In tiles-defs_it.xml there is a new declaration of myapp.homepage definition:

<definition name="myapp.homepage" template="/layouts/classic.jsp">
  <put-attribute name="title" value="Pagina iniziale del tutorial di Tiles" />
  <put-attribute name="header" value="/tiles/banner.jsp" />
  <put-attribute name="menu" value="/tiles/common_menu.jsp" />
  <put-attribute name="body" value="myapp.homepage.body" />
  <put-attribute name="footer" value="/tiles/credits.jsp" />
</definition>

Using "it" locale, the title will be different from the default, while the rest remains the same.

Notice that the myapp.homepage.body definition is the one defined in the default definitions file: you still can reference to the default definitions, both when composing and when extending.
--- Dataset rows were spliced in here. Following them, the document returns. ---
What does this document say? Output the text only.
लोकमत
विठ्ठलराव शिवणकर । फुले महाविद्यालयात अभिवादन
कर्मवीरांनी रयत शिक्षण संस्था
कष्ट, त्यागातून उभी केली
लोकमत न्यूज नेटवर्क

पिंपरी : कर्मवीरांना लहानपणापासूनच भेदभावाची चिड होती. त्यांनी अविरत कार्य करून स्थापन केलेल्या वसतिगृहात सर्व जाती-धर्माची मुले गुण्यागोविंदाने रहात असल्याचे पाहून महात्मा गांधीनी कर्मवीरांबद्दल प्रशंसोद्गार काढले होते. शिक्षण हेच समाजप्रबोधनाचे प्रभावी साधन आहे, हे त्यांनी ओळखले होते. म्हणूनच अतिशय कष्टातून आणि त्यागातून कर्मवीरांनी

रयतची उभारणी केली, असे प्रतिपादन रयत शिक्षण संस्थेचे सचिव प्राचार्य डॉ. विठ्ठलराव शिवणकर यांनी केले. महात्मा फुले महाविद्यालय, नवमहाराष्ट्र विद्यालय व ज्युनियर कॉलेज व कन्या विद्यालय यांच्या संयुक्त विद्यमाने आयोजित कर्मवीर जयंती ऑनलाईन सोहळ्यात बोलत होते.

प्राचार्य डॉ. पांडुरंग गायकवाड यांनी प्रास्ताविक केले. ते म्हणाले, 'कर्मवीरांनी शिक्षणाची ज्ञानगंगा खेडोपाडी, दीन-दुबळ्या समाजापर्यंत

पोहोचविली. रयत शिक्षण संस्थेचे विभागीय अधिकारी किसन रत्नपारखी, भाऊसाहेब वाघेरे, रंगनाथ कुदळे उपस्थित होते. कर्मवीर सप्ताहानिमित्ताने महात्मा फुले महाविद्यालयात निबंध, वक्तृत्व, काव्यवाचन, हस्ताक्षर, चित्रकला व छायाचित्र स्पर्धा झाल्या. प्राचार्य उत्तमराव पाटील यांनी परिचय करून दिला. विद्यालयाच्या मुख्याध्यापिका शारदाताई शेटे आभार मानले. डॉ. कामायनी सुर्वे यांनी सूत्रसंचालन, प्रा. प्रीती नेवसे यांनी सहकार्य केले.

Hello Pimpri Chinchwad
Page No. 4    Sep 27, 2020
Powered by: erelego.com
You can also override a definition that is extended. In this case, when resolving inheritance, the overridden definition will be taken as a basis. For example, if in tiles-defs.xml there are the following definitions:

<definition name="myapp.page.common" template="/layouts/classic.jsp">
  <put-attribute name="header" value="/tiles/banner.jsp" />
  <put-attribute name="menu" value="/tiles/common_menu.jsp" />
  <put-attribute name="footer" value="/tiles/credits.jsp" />
</definition>

<definition name="myapp.bugs" extends="myapp.page.common">
  <put-attribute name="title" value="Bugs" />
  <put-attribute name="body" value="myapp.homepage.body" />
</definition>

If in tiles-defs_it.xml you define the following definition:

<definition name="myapp.page.common" template="/layouts/classic.jsp">
  <put-attribute name="header" value="/tiles/banner_it.jsp" />
  <put-attribute name="menu" value="/tiles/common_menu_it.jsp" />
  <put-attribute name="footer" value="/tiles/credits_it.jsp" />
</definition>

The myapp.bugs will extend the latter definition, and not the default! This is useful if you want to change an abstract definition for a locale, without redefining all the definitions.